Bunbury is surrounded by water, not surprising for a costal town. A bike path / boardwalk rings the Leschenault estuary through mangroves then out to Koombana Bay.
Billowing clouds and sudden storms seem the norm here. This morning I was greeted by rainbows, not just one but several in succession! As the clouds rolled in, they melded together then rose into showers. A good sign.
Double rainbows generally mean light rain rather than torrential downpours and so it was until mid morning when the skies cleared completely.
Then the sun came out in earnest.
I felt much better with the warmth of the sun on my back. I made quick time along the well marked highway. The authorities make provision for bikes here. I have even had drivers give way to me. Always appreciated and acknowledged with a friendly wave.
Capel is a small town a couple of kilometres off the highway, half way between Bunbury and Busselton and was my chosen destination for breakfast. At the aptly named Capelberry Cafe I ate perhaps the best raisin toast of the tour thus far. Three pieces, each one thickly sliced, full of fruit, toasted to perfection and served hot with butter at room temperature accompanied by a steaming hot pot of English breakfast tea, all for the princely sum of $7.00.

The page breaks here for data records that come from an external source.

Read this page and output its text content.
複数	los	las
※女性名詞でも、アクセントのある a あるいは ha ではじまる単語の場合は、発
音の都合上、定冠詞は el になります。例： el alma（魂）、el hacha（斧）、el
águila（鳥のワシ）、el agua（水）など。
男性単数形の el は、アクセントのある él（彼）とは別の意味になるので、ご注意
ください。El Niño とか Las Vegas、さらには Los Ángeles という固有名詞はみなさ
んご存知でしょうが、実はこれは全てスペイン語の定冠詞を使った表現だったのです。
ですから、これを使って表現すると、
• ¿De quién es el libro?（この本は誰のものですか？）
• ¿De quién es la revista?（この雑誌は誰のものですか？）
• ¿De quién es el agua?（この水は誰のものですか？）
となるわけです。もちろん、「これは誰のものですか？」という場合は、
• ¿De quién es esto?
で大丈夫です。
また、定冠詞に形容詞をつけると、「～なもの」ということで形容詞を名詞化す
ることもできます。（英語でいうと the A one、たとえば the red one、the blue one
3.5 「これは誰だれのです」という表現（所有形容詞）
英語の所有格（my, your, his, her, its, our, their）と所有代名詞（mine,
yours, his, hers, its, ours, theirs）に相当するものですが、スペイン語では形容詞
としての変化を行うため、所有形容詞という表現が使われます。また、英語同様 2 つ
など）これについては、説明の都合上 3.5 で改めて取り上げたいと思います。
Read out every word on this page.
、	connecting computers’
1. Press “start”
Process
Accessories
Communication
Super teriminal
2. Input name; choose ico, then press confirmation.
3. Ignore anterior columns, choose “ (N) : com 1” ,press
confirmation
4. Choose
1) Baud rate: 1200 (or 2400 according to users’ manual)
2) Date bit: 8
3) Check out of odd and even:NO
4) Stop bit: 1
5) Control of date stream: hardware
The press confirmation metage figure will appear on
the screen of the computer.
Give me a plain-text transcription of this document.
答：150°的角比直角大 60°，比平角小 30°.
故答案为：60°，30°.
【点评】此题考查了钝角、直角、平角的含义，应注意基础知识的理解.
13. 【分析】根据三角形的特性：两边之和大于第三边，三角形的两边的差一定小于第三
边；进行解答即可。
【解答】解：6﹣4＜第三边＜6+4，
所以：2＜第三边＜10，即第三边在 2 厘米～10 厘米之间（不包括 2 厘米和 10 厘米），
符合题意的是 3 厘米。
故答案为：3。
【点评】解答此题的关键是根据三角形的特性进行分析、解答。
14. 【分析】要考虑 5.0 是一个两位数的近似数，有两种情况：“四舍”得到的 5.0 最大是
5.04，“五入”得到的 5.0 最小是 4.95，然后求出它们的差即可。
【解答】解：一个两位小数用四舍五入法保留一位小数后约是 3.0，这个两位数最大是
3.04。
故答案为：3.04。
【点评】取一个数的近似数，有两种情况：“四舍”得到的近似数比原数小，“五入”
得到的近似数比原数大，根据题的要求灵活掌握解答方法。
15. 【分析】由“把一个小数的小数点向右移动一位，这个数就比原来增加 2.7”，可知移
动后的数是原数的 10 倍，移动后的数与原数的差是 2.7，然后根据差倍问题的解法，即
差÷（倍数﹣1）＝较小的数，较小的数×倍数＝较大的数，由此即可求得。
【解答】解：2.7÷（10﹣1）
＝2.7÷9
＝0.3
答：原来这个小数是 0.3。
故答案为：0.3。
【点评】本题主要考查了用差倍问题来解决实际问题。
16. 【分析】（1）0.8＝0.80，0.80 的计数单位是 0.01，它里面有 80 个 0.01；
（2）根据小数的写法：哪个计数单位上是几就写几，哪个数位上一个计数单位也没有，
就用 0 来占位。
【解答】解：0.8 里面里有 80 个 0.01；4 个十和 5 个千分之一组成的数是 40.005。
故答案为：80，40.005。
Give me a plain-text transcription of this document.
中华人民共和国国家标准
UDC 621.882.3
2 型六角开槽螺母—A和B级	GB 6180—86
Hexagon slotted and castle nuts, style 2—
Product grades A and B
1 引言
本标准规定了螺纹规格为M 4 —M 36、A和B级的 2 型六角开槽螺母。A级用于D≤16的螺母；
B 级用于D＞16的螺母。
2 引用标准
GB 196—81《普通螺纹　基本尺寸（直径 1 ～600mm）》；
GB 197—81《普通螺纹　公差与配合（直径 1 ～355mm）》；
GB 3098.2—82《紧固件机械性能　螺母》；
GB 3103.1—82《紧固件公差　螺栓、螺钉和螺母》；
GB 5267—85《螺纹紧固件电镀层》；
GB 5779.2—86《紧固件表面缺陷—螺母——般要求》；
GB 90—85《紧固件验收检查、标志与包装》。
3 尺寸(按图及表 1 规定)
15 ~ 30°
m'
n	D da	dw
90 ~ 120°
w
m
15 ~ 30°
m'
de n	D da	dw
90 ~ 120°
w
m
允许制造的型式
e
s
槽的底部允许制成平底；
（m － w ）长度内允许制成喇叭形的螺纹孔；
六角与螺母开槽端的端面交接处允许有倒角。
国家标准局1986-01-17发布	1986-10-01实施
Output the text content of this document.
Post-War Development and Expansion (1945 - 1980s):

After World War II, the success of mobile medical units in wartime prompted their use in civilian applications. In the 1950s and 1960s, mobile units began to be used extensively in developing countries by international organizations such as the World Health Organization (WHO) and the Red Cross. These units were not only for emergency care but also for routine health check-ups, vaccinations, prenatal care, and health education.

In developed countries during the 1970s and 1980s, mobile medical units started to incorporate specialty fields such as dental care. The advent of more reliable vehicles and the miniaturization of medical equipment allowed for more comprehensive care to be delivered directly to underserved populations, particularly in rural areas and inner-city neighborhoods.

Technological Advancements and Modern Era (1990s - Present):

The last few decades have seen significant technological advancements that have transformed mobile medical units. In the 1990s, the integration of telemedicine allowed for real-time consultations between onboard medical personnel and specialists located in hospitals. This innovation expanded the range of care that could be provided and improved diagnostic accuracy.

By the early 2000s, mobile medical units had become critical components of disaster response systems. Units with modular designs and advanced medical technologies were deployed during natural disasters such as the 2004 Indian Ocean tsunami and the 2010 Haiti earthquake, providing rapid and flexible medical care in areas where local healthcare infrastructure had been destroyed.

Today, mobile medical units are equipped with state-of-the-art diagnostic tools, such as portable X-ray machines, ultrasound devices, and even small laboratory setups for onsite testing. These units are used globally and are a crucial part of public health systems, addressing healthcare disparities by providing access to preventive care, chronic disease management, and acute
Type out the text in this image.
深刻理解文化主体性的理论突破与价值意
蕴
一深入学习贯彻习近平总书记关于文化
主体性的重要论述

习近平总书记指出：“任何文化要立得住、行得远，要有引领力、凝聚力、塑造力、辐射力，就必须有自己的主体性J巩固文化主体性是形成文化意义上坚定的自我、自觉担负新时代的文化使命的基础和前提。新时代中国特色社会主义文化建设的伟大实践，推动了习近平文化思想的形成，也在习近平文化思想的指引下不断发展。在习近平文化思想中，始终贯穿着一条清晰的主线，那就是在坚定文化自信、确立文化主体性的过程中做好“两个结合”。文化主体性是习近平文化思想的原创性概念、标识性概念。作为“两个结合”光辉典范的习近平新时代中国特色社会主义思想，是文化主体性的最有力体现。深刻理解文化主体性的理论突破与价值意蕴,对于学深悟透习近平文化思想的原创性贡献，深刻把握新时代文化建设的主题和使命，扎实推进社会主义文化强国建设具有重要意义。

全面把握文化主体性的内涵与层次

Leaving the delights of the Capelberry behind, I rejoined the light weekend highway traffic to Busselton aka Busso by the locals. The large roundabout at the highway exit is engineered with cyclists in mind with exit ramps and safety bays leading to a bike path that takes you right into town.
I liked Busso, it had that busy but relaxed Saturday morning market feel happening, but after a quick tour of town it was time to push on to Margaret River.
With so much rain of late, frogs were getting vocal. I couldn’t discern if there were a number of different species or some kind of mating game taking place, such as males calling to females who were responding in kind.
White tailed black cockatoos, in small flocks wheeled by. I’m used to seeing the yellow tailed black cockatoos, even red tailed ones, but I have never seen these birds before. Ring necked parrots called “28, 28”. Evidently that’s what local people call them because its the sound they make. Neither name does justice to the beauty of these creatures.
Early wattle is blooming and the red bottle brush is in flower, with the warmth of the sun on the wet ground. The breeze carried a subtle menthol and lemon scent, again there’s a freshness to this Indian Ocean air.
On the road into Margaret River, I came upon the body of a small rat like creature, only larger and thicker set. It had no obvious signs of injury. I believe it may have been a quokka, those small endangered wallaby like marsupials. I should have taken its picture to be sure.
Rolling through hilly country around Cowaramup, the rain made its return. This is rich dairy, beef and wine country, a foodies paradise and is known Australia wide. However, before it became a Mecca for the bourgeoisie, Margaret River was hailed by the 70’s counter culture (the Bourgeoisie in their youth perhaps? ) for its surfing sub-culture and illicit harvest of the famed “Margaret River Heads” only rivalled by the equally popular “Mullumbimby Madness” or so I have been told.